It is impossible for a sinful human to embody love perfectly—particularly when Christians use their spiritual gifts when the church meets together. But the gospel requires God’s holy people to mature in purity and unity; that is, Christians must mature in love. Love for one another is the mark of Jesus’ disciples (John 13:35). So Christians must grow to love others just as God unselfishly and sacrificially loves others (cf. John 3:16; 1 John 4:8–10, 19).

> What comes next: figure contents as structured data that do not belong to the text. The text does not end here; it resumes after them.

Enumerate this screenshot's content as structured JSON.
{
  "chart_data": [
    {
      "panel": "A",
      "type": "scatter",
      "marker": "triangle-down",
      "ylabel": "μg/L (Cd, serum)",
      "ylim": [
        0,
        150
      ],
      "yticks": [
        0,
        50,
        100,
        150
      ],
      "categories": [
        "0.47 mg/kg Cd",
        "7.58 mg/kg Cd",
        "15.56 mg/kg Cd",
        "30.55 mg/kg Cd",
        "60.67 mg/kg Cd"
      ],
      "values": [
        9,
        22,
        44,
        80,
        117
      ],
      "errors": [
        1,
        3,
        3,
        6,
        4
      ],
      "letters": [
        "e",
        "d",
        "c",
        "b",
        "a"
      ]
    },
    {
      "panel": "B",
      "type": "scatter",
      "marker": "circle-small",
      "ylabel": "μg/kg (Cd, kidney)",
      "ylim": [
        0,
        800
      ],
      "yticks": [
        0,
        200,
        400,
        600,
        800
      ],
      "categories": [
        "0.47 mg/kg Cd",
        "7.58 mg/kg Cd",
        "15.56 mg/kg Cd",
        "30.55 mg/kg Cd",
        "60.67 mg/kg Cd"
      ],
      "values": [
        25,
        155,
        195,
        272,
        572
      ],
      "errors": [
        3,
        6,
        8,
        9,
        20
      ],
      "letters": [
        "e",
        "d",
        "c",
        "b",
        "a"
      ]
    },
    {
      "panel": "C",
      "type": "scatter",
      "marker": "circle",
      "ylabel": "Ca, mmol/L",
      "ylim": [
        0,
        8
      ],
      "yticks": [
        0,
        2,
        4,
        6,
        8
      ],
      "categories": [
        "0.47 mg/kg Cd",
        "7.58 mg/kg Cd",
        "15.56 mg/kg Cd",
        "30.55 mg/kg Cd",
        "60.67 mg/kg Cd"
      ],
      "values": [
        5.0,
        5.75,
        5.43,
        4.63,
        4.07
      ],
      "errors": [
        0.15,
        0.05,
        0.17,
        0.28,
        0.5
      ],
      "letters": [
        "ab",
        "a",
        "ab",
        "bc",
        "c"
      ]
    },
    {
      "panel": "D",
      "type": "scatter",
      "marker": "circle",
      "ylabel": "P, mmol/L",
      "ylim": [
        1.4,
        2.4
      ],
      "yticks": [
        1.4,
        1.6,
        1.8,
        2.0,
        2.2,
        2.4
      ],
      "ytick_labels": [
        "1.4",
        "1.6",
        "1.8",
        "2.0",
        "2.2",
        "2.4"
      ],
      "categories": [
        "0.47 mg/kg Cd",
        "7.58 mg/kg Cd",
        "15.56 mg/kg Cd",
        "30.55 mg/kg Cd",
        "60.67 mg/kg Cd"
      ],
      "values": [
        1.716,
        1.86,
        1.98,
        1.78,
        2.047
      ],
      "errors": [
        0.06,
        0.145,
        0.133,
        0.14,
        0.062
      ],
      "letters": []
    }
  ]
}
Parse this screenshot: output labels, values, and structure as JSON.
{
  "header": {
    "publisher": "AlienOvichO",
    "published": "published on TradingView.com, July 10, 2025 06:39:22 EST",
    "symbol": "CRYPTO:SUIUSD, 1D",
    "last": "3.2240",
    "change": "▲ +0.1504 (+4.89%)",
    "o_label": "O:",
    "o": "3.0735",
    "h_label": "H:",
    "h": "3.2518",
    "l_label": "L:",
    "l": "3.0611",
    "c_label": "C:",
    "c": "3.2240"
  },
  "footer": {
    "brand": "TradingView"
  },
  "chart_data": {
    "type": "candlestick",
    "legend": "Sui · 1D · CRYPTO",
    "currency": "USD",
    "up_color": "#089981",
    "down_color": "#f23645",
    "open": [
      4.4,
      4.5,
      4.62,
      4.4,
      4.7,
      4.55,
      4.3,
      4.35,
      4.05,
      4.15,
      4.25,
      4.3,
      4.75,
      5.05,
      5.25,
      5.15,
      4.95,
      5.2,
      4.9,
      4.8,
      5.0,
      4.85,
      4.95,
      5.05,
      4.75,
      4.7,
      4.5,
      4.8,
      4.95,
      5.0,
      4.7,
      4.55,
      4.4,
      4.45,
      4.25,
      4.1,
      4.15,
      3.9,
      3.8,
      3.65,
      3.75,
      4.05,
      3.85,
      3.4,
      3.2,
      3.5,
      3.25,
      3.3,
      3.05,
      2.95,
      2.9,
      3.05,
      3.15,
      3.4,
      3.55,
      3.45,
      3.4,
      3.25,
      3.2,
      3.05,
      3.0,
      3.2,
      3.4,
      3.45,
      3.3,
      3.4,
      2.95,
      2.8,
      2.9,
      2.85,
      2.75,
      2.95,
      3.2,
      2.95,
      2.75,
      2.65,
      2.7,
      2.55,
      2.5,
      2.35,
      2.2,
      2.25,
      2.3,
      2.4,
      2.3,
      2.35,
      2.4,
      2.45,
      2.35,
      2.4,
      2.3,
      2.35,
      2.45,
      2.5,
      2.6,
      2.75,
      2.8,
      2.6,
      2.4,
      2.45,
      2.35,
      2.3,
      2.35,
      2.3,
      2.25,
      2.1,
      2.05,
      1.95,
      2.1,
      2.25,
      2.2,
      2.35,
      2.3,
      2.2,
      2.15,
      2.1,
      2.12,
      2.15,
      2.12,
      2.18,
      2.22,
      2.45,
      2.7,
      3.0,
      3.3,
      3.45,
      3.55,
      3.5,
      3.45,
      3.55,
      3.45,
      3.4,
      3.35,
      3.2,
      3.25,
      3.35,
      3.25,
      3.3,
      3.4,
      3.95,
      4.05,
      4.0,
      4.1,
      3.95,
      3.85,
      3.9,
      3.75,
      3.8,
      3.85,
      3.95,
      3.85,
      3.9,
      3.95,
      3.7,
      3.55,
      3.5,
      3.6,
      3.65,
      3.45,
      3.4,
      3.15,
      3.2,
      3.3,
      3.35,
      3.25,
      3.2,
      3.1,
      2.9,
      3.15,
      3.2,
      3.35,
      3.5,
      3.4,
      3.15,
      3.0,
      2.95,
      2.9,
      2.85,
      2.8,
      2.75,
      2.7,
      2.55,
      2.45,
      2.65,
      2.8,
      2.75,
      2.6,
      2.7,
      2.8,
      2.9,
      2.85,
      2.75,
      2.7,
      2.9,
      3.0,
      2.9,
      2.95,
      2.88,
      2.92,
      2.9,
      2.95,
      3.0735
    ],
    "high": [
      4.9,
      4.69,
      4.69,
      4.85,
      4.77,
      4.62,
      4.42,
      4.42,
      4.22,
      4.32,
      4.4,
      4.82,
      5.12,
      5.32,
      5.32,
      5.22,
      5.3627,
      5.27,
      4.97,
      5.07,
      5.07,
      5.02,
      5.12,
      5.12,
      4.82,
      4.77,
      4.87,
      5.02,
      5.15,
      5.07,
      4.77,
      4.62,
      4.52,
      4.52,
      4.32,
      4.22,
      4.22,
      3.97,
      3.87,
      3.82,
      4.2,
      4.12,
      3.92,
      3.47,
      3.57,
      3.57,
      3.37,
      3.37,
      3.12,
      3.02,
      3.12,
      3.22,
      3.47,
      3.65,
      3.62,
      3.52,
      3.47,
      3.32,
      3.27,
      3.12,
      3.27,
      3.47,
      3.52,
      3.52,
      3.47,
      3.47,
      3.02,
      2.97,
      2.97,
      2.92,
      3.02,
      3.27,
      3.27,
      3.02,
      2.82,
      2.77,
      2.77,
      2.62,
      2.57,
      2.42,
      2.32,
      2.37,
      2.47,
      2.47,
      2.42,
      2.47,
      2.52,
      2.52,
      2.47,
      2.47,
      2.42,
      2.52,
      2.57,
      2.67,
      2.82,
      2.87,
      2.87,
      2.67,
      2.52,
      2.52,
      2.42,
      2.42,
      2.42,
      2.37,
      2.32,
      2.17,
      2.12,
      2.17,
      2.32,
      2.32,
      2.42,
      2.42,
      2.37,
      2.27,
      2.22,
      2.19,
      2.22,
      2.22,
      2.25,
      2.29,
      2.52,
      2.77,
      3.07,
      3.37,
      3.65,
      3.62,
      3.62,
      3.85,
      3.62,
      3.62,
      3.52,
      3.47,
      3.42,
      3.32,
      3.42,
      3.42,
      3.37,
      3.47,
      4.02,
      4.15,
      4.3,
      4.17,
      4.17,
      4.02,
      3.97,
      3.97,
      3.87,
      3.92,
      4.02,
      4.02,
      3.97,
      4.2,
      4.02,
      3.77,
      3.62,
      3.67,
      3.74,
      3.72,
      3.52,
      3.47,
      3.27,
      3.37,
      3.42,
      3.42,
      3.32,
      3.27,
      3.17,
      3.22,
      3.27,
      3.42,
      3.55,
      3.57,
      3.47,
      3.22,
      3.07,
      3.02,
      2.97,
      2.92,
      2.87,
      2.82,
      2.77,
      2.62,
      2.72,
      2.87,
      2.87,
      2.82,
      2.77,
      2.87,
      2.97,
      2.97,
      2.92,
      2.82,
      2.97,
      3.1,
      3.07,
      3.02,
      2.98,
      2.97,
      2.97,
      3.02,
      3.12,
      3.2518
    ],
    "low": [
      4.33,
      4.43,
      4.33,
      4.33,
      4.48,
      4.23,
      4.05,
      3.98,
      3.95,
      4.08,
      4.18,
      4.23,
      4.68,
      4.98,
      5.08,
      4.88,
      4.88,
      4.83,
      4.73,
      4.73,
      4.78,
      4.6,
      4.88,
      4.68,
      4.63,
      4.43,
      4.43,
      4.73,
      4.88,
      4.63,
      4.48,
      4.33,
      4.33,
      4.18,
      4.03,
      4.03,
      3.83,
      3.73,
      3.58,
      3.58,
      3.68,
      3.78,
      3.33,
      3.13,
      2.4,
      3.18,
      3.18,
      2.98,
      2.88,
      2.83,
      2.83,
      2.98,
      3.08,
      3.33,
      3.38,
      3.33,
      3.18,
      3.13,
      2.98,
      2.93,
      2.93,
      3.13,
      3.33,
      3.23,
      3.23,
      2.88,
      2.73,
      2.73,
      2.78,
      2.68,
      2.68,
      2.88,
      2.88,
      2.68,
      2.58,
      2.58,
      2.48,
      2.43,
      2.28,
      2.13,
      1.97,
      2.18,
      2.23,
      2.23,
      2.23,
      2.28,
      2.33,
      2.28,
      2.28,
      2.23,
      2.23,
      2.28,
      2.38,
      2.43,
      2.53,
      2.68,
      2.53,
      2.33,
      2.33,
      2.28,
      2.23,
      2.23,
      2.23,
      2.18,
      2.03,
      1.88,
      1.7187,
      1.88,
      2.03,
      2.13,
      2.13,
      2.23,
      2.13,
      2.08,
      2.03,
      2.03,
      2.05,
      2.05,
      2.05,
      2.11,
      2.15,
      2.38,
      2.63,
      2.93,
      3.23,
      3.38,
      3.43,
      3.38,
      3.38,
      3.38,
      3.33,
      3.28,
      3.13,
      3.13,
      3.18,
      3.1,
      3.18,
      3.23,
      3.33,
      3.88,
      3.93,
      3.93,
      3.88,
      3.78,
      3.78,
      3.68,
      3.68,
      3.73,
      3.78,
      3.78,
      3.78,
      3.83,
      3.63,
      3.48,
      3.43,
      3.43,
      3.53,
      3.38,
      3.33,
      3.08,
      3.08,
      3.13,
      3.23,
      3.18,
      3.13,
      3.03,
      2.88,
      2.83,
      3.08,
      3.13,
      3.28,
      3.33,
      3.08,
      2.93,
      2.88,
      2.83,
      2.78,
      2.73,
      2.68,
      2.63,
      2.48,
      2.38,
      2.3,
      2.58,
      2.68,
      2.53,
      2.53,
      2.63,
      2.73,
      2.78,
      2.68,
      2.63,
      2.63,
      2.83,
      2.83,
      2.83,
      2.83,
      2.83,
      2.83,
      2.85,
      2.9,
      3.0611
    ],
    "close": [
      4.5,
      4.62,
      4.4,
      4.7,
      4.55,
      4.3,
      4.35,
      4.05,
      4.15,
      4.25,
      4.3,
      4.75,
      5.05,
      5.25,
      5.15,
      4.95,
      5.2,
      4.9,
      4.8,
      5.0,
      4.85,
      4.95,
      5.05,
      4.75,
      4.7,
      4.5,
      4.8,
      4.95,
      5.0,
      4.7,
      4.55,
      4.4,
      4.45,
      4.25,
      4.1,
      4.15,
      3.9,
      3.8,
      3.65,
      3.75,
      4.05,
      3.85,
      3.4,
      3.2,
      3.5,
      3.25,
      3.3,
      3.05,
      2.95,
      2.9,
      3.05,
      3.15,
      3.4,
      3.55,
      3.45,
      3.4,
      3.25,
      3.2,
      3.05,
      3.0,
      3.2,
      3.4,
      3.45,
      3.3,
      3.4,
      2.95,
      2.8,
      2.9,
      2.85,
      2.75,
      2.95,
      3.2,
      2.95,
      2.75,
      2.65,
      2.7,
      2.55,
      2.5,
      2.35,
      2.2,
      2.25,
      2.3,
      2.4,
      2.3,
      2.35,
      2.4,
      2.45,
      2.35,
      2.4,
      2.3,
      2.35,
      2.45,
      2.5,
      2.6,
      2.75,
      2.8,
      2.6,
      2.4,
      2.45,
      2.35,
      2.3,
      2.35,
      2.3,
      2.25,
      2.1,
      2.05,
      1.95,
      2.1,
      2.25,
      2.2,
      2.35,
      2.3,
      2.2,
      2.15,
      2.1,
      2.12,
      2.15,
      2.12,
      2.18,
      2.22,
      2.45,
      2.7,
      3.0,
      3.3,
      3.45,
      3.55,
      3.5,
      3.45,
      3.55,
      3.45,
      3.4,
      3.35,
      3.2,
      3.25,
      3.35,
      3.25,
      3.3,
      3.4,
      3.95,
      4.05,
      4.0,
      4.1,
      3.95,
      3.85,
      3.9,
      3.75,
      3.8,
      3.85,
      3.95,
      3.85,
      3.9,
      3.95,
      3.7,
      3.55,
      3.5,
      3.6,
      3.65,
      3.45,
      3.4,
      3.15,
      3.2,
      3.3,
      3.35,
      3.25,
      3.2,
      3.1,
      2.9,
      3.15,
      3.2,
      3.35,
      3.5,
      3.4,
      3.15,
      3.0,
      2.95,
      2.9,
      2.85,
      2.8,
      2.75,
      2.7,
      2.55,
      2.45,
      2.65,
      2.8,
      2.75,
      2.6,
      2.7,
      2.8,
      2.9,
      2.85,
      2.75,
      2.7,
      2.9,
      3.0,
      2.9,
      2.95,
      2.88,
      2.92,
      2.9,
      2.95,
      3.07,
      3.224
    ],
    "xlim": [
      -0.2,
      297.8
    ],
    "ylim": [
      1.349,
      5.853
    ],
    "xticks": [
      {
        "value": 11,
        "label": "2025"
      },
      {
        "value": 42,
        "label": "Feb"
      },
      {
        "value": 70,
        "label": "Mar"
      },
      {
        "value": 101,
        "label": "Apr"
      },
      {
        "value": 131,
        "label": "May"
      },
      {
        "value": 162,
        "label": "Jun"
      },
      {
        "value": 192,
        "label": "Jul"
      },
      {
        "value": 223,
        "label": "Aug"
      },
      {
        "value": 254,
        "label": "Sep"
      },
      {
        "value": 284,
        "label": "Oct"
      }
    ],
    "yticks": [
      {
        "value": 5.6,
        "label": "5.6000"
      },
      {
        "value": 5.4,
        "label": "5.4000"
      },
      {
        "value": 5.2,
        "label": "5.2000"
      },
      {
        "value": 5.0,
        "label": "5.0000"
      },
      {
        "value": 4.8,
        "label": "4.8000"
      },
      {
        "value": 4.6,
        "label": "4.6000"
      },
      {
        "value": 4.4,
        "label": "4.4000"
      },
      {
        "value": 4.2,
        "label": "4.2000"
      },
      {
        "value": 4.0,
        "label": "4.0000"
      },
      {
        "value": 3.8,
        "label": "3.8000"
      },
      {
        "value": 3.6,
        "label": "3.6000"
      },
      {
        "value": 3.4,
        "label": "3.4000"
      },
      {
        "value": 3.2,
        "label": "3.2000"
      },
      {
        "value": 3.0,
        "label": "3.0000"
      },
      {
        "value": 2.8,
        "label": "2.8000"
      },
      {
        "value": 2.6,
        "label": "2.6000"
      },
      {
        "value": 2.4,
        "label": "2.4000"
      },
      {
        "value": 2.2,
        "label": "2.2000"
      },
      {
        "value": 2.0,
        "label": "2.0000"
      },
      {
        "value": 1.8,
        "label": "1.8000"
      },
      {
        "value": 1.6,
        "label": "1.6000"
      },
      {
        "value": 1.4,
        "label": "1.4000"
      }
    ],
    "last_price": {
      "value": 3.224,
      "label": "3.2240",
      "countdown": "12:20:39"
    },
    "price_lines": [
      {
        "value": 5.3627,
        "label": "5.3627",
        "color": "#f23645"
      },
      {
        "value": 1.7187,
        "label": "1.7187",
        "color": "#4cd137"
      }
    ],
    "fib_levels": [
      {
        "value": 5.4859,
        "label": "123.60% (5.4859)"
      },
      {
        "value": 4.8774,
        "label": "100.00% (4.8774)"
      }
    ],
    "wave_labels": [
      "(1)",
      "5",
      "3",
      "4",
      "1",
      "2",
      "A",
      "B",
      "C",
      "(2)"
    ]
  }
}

1If I speak in the tongues of men and of angels, but have not love, I am a noisy gong or a clanging cymbal. 2And if I have prophetic powers, and understand all mysteries and all knowledge, and if I have all faith, so as to remove mountains, but have not love, I am nothing. 3 If I give away all I have, and if I deliver up my body to be burned, but have not love, I gain nothing. 4Love is patient and kind; love does not envy or boast; it is not arrogant 5 or rude. It does not insist on its own way; it is not irritable or resentful; 6 it does not rejoice at wrongdoing, but rejoices with the truth. 7Love bears all things, believes all things, hopes all things, endures all things. 8Love never ends. As for prophecies, they will pass away; as for tongues, they will cease; as for knowledge, it will pass away. 9For we know in part and we prophesy in part, 10but when the perfect comes, the partial will pass away. 11When I was a child, I spoke like a child, I thought like a child, I reasoned like a child. When I became a man, I gave up childish ways. 12For now we see in a mirror dimly, but then face to face. Now I know in part; then I shall know fully, even as I have been fully known. 13 So now faith, hope, and love abide, these three; but the greatest of these is love.
—1 Corinthians 13
The Way of Love
What Paul writes in 1 Corinthians 12 on spiritual gifts prepares the Corinthians for what follows. Paul directly addresses the specific problem in chapter 14: some Corinthians desire the gift of tongues more than the gift of prophecy. Prophecy is what Paul has in mind when he commands, “Earnestly desire the higher gifts,” that is, “the greater gifts” (NASB, NIV, CSB, NET), the gifts that most build up the church when the church meets together. To paraphrase: “You are earnestly desiring the gift of tongues, but you should earnestly desire more edifying gifts instead—like prophecy.” But before Paul directly addresses that problem, he shows the Corinthians “a still more excellent way”—namely, the way of love (ch. 13).
“Love” translates the Greek word agapē, “the quality of warm regard for and interest in another, esteem, affection, regard, love.”1 Paul begins with three illustrations of how superlatives without love equal nothing (1 Cor.13:1–3). Then he describes this essential love (1 Cor. 13:4–8a) and compares it to other gifts (1 Cor. 13:8b–13). Love is not a spiritual gift. It is essential for using spiritual gifts, and it is more important than spiritual gifts.
It is important to understand chapter 13 in its literary context. This passage is one of Paul’s most well known, especially verses 4–7 (“Love is patient and kind . . .”). If one looked at only some of Paul’s words in chapter 13, one might think this passage applies primarily to a marriage, an intimate relationship that requires love in order for it to function well. Because so many people have chosen to have this passage read during wedding ceremonies, a lot of people think this passage is referring to love between a husband and wife. While it applies indirectly to a marriage relationship, it applies most directly to the issue in chapters 1 Cor. 12–14. When the Corinthians first heard these words, they would not have thought, “Aww, how sweet. What beautiful, inspiring words!” They would have received Paul’s words as a verbal spanking: “Ouch!” The repentant might pray, “God, forgive us for being so unloving. The way we are acting is ugly, but the way of love is beautiful.”
The Corinthians were abusing the gift of tongues by wrongly elevating it as more important than other gifts. They were not using it to edify others. So Paul argues in chapter 12 that all of the diverse members of the unified body of Christ are important and that it is foolish to elevate certain gifts, such as speaking in tongues, over other gifts in importance.